If you’re counting, the A’s are now 0-7 in elimination games under Billy Beane. 0-7. Beane has said the playoffs are a crapshoot, and if they really are, then they shouldn’t be this painful.
This Oakland collapse is the kind that cripples franchises. Hopefully it doesn’t cripple the A’s. But the numbers are starting to tell a fascinating version of history.
This was the best baseball game since the Freese game in the 2011 World Series. The A’s and Royals went back and forth, and forth and back, and the tension and the horror and the anticipation all reached those points where it’s uncomfortable to be watching.
If you were a fan of either team, you died three thousand deaths. If you weren’t a fan of either team, you were hardly spared. It was horrible. It was beautiful. It was baseball.

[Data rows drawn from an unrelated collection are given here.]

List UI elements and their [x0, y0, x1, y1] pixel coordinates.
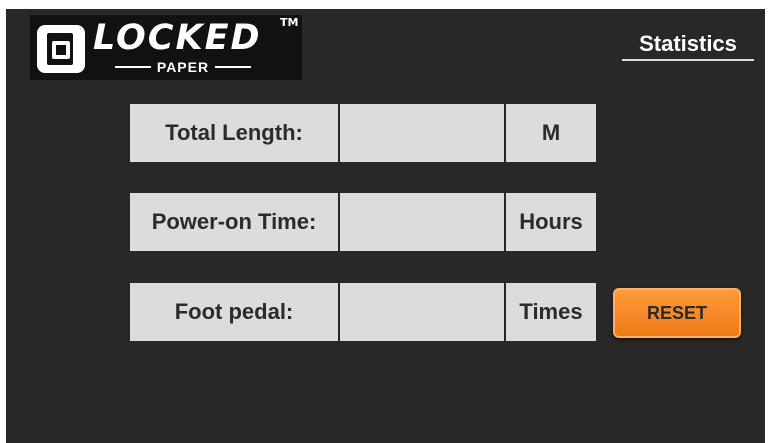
logo-wordmark: LOCKED [93, 18, 262, 58]
power-on-time-label: Power-on Time: [130, 193, 338, 251]
device-screen: LOCKED TM PAPER Statistics Total Length:… [6, 9, 765, 443]
total-length-unit: M [506, 104, 596, 162]
lock-paper-logo-icon [37, 25, 85, 73]
foot-pedal-label: Foot pedal: [130, 283, 338, 341]
foot-pedal-unit: Times [506, 283, 596, 341]
logo-subtitle-text: PAPER [156, 59, 210, 75]
power-on-time-value [340, 193, 504, 251]
reset-button[interactable]: RESET [613, 288, 741, 338]
brand-logo: LOCKED TM PAPER [30, 15, 302, 80]
foot-pedal-value [340, 283, 504, 341]
logo-trademark: TM [280, 16, 299, 29]
total-length-label: Total Length: [130, 104, 338, 162]
power-on-time-unit: Hours [506, 193, 596, 251]
total-length-value [340, 104, 504, 162]
logo-subtitle: PAPER [94, 59, 272, 75]
divider [114, 66, 151, 68]
divider [215, 66, 252, 68]
tab-statistics[interactable]: Statistics [622, 31, 754, 61]
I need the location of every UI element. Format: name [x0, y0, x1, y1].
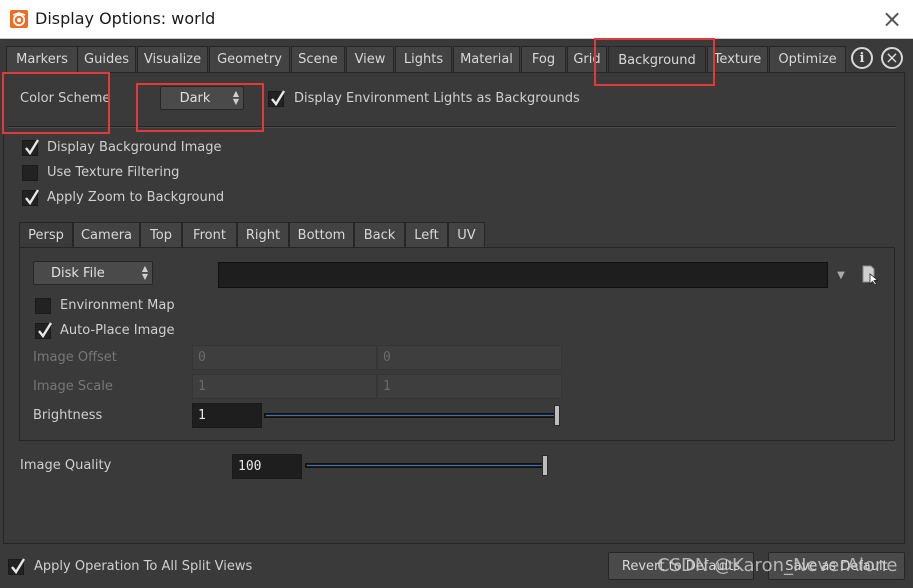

Fitting then, that October officially started in the late innings.
Baseball can give us these kinds of games. In no other sport is the minutia so important. In no other sport do the details, the individual battles, the pressure, the pace and the setting so perfectly conspire to create that unbearable drama.
All sports have great games. But few great games are as great as great baseball games.

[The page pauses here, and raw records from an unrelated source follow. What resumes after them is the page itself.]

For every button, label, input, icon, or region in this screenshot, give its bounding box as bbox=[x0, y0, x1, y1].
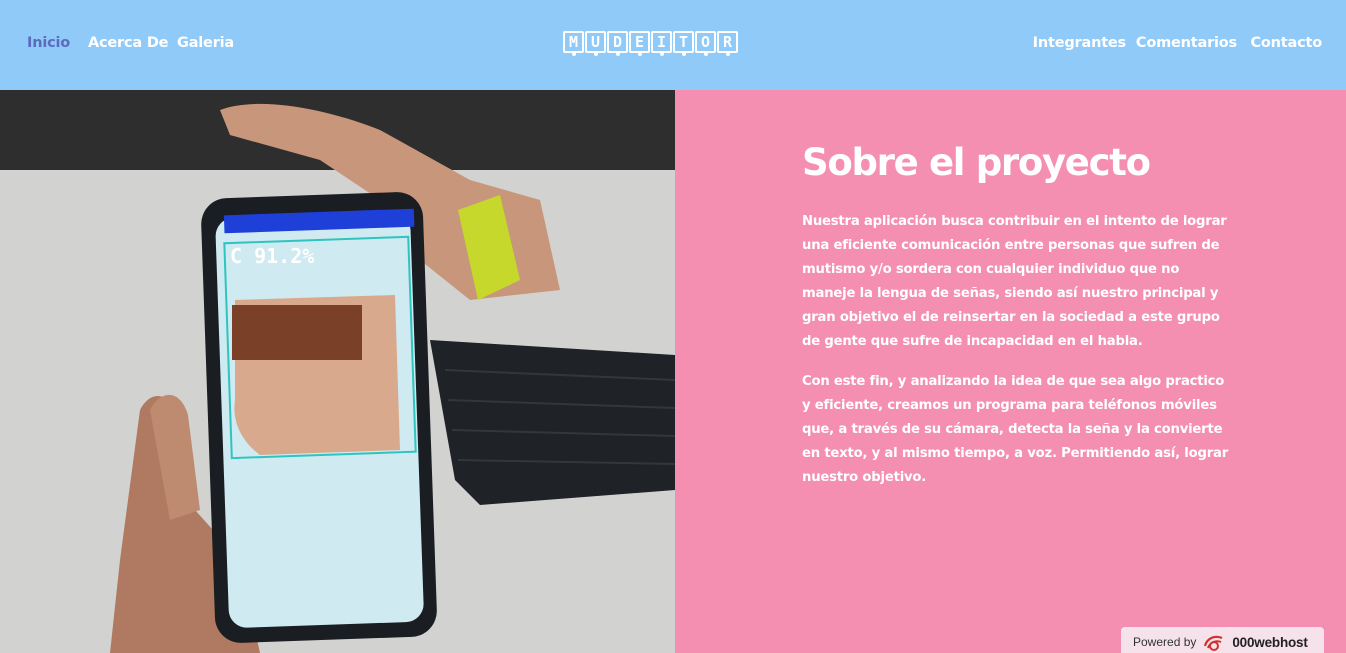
camera-object bbox=[232, 305, 362, 360]
nav-link-inicio[interactable]: Inicio bbox=[27, 35, 70, 51]
nav-link-comentarios[interactable]: Comentarios bbox=[1136, 35, 1237, 51]
logo-letter: T bbox=[673, 31, 694, 56]
badge-prefix: Powered by bbox=[1133, 635, 1197, 649]
logo-letter: D bbox=[607, 31, 628, 56]
keyboard bbox=[430, 340, 675, 505]
powered-by-badge[interactable]: Powered by 000webhost bbox=[1121, 627, 1324, 653]
navbar: Inicio Acerca De Galeria M U D E I T O R… bbox=[0, 0, 1346, 90]
logo-letter: U bbox=[585, 31, 606, 56]
section-paragraph-2: Con este fin, y analizando la idea de qu… bbox=[802, 374, 1228, 485]
logo-letter: M bbox=[563, 31, 584, 56]
nav-link-contacto[interactable]: Contacto bbox=[1250, 35, 1322, 51]
nav-link-acerca-de[interactable]: Acerca De bbox=[88, 35, 169, 51]
logo-letter: E bbox=[629, 31, 650, 56]
project-photo: C 91.2% bbox=[0, 90, 675, 653]
about-section: Sobre el proyecto Nuestra aplicación bus… bbox=[802, 140, 1232, 506]
section-title: Sobre el proyecto bbox=[802, 141, 1151, 184]
section-paragraph-1: Nuestra aplicación busca contribuir en e… bbox=[802, 214, 1227, 349]
site-logo[interactable]: M U D E I T O R bbox=[563, 31, 738, 56]
logo-letter: I bbox=[651, 31, 672, 56]
nav-link-integrantes[interactable]: Integrantes bbox=[1033, 35, 1127, 51]
000webhost-logo-icon bbox=[1204, 635, 1223, 651]
badge-brand: 000webhost bbox=[1232, 634, 1308, 650]
photo-illustration: C 91.2% bbox=[0, 90, 675, 653]
logo-letter: O bbox=[695, 31, 716, 56]
detection-label: C 91.2% bbox=[230, 244, 314, 268]
nav-link-galeria[interactable]: Galeria bbox=[177, 35, 234, 51]
logo-letter: R bbox=[717, 31, 738, 56]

So hate baseball all you want. Proclaim its death every October. Harp on TV ratings, and the pace of the game, and its status as an outdated pastoral throwback to 1950 that won’t have any place in the sporting landscape of 2050.
For the record, you’re almost right. Regular season baseball, unless you’re at the park, is boring for, at a minimum, 150 games. If you can get twelve meaningful, exciting games out of an MLB regular season, you’re golden.
National TV ratings for baseball are down, have been down, and will continue to be down. The stars of the game have almost no visibility, and the majority of fans are older than 45.
Life’s always speeding up. Games that are fast and thrilling and have big stars and bright lights are growing. Football is going nowhere. Basketball has grown tremendously in the last twenty years, and soccer will continue to grow tremendously in the next twenty.
It doesn’t look good for baseball. The sport had to have known that when it let the steroid era bloom, giving the game – artificially – the some of that appeal of a basketball or football.
But baseball isn’t dying. There’s more money in baseball than ever before. Rights for local television contracts are up. So is attendance. That’s why there haven’t been any drastic changes in the way the game is played.
People still love their baseball teams. What’s happening is baseball is making a transition from being a national pastime to a local cornerstone.
So throw yourself into a playoff series in the coming weeks. The more you watch, the more you want to watch. Baseball certainly requires attention – one of its problems in this day in age – but that’s not a vice.
In baseball – in each at bat, each inning, each game, each series, and each postseason – the drama is applied in layers. When you know what’s come before, you’re that much more eager to know what will happen next.
Baseball is going nowhere. Because of all those summer days and nights that go so perfectly with a ballgame, sure. But baseball is really safe because nothing else can give us nights like the one we just lived.